BAB I
PENDAHULUAN
A. Latar Belakang Masalah
Mencintai orang lain yang berarti menghargai, memberi, menyejahterakan dan
menumbuhkembangkan orang lain, nampaknya makin surut sebagai motivasi
perilaku. Sebaliknya perilaku individualistik, keegoisan, ketidakpekaan dan bahkan
ketidakpedulian terhadap kebutuhan dan penderitaan orang lain, terasa dan terlihat
makin mewarnai kehidupan. Kehidupan masyarakat modern ternyata tidak hanya
kering secara fisik, karena yang tumbuh bukan lagi pepohonan melainkan gedung-
gedung bertingkat yang berdiri menjulang ke atas, tetapi juga kering secara psikis,
karena motivasi manusiawi dalam hubungan personal semakin menipis, apalagi di
kota-kota besar yang cenderung individualistis dan pragmatis, prinsip untung rugi dan
timbal balik sering kali diterapkan pada segala sesuatunya. Begitupula dalam
kehidupan pada masa remaja, terlebih para remaja penyandang cacat.

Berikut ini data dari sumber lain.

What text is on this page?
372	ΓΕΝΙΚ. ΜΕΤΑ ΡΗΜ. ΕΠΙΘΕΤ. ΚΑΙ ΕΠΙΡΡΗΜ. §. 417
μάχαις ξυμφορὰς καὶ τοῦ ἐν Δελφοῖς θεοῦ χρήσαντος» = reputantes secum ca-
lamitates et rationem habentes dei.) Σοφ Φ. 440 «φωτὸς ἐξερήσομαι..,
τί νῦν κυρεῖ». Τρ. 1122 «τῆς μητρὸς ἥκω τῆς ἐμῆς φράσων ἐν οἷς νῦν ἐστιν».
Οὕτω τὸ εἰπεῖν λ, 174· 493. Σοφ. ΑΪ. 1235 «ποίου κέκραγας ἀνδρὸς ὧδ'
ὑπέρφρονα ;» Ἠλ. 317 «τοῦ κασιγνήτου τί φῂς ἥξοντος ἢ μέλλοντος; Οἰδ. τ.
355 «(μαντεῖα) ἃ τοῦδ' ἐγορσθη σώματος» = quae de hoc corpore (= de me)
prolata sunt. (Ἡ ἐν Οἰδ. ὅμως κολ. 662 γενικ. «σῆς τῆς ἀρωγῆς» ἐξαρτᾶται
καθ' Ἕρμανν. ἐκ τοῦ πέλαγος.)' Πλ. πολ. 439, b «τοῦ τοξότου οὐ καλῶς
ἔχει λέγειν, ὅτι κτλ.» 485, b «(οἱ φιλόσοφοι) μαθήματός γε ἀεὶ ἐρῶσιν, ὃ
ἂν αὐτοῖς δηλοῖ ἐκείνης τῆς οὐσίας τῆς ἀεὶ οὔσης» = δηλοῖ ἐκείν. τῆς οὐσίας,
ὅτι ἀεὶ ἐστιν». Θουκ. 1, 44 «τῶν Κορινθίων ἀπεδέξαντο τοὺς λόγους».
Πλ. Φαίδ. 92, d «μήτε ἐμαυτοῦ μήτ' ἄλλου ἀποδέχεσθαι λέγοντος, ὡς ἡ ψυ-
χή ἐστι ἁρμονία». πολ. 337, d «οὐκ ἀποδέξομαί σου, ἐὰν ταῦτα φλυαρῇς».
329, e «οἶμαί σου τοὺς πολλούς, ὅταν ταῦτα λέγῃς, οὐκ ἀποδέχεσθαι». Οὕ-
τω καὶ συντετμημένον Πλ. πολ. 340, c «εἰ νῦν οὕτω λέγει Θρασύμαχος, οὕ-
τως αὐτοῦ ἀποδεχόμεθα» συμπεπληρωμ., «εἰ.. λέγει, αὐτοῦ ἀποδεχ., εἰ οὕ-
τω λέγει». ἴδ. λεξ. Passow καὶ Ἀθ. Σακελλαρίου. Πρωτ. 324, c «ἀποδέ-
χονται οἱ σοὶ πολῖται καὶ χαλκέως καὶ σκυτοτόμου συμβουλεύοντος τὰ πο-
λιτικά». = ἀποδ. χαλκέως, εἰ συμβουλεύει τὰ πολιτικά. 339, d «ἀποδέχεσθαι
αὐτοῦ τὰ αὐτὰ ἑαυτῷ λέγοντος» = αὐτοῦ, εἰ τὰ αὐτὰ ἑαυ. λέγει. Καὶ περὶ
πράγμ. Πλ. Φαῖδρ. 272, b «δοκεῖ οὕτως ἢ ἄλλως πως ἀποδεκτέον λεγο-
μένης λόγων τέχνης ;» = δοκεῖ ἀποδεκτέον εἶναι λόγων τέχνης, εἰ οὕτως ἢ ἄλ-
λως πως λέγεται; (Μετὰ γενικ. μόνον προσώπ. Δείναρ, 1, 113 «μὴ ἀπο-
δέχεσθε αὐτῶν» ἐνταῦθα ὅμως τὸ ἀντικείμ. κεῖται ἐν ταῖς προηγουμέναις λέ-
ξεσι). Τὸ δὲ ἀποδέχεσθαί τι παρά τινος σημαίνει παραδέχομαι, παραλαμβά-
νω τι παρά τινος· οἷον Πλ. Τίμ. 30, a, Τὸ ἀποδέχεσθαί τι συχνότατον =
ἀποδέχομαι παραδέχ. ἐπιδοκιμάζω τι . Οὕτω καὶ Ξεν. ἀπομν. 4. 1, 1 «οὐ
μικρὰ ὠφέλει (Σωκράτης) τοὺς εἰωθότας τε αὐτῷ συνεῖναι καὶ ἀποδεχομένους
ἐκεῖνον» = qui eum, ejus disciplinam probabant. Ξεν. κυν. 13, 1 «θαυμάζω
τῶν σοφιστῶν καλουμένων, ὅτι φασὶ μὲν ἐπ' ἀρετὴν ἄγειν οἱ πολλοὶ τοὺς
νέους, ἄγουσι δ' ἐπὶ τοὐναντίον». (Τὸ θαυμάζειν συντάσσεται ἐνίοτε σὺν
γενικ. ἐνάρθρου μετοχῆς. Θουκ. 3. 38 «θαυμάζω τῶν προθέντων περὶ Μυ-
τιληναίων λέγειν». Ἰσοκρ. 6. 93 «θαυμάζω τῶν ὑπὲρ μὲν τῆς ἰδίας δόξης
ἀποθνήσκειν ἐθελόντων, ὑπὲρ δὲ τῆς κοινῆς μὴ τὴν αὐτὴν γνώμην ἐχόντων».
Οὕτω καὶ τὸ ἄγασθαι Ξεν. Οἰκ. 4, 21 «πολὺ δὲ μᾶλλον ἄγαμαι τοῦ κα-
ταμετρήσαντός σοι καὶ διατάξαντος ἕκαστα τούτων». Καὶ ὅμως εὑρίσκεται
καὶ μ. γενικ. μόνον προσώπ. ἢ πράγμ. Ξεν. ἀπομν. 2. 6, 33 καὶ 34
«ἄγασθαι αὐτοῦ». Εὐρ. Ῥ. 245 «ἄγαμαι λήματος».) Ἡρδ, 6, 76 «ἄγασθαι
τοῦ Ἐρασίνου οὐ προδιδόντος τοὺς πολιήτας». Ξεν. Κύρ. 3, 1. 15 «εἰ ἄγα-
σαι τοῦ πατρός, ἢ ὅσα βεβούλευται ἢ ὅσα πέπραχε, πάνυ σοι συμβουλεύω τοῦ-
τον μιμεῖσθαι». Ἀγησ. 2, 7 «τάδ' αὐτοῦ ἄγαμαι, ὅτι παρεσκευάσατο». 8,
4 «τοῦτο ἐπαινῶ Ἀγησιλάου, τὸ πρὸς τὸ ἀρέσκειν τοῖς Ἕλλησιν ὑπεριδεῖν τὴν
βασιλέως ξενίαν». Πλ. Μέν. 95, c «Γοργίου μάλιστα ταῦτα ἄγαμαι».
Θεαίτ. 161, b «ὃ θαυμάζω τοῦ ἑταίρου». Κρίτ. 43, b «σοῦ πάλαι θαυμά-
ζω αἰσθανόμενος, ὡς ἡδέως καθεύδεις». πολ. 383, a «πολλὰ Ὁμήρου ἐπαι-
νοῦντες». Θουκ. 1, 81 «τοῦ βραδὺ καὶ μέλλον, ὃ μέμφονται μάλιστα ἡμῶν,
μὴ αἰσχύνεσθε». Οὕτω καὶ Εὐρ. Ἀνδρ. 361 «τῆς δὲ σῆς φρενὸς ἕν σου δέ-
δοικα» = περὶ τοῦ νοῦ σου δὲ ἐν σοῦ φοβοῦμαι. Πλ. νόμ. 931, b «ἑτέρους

Permasalahan yang dihadapi oleh para penyandang cacat seringkali
merupakan permasalahan yang khas, terutama jika dilihat dari interaksi sosial yang
hendak dibangunnya di dalam masyarakat. Pandangan negatif terhadap penyandang
cacat mengakibatkan mereka sering kurang mendapat tempat di masyarakat karena
anak seperti ini dianggap aneh serta menjijikkan, sehingga dikucilkan bahkan kata
dunia khusus di atas tidak jarang pula memberikan suatu tafsiran tentang posisi
minoritas bagi penyandang cacat dalam kancah kehidupan manusia normal pada
khususnya. Hal ini berarti ada suatu kekhususan yang dikenakan kepada para
penyandang cacat, misalnya hal-hal yang menyangkut kesempatan kerja, pendidikan
dan latihan di kalangan para penyandang cacat berbeda dengan mereka yang bukan
penyandang cacat. Apalagi penyediaan fasilitas sosial bagi mereka amat minimal.
Kedudukan sebagai warga masyarakat yang tergolong minoritas dalam hal
jumlah, ditambah lagi dengan keadaan fisik yang kurang menguntungkan dibanding
dengan manusia bukan penyandang cacat tentu saja akan membawa pengaruh di
dalam kehidupan psikologisnya. Keadaan yang “kurang” dibandingkan dengan
manusia bukan cacat membuahkan berbagai pandangan atau keyakinan yang tidak
terlalu positif bagi dirinya.
Secara relatif penyandang cacat akan mempunyai kesulitan yang lebih besar
dibandingkan dengan sesamanya yang normal di dalam menjalani kehidupan sosial,
karena pandangan lingkungan yang kurang menguntungkan akan mengakibatkan
timbulnya perasaan tidak mampu, putus asa, tidak berharga, tidak percaya pada diri
sendiri, merasa rendah diri dan kekhawatiran. Anak-anak ini selalu merasa gagal
dalam segala usahanya, ada bayangan ketakutan karena orang lain mampu melakukan
suatu tugas sedangkan dia merasa tidak mampu melakukannya (Kartono, 1989). Hal
tersebut akan mengakibatkan munculnya permasalahan baru seperti konflik batin dan
frustrasi dalam diri penyandang cacat, terutama dalam melakukan afiliasi dengan
orang lain, sehingga kebutuhan afiliasinya dapat terhambat, konflik batin dan frustasi
ini tidak jarang pula menyebabkan tumbuhnya sikap egosentris, fanatik dan
mempunyai tuntutan berlebih untuk berdiri sendiri. Sebagai bentuk kompensasi atas
kekurangan yang dirasakannya. Menurut Johnson dan Medinus (Marsudi, 1987)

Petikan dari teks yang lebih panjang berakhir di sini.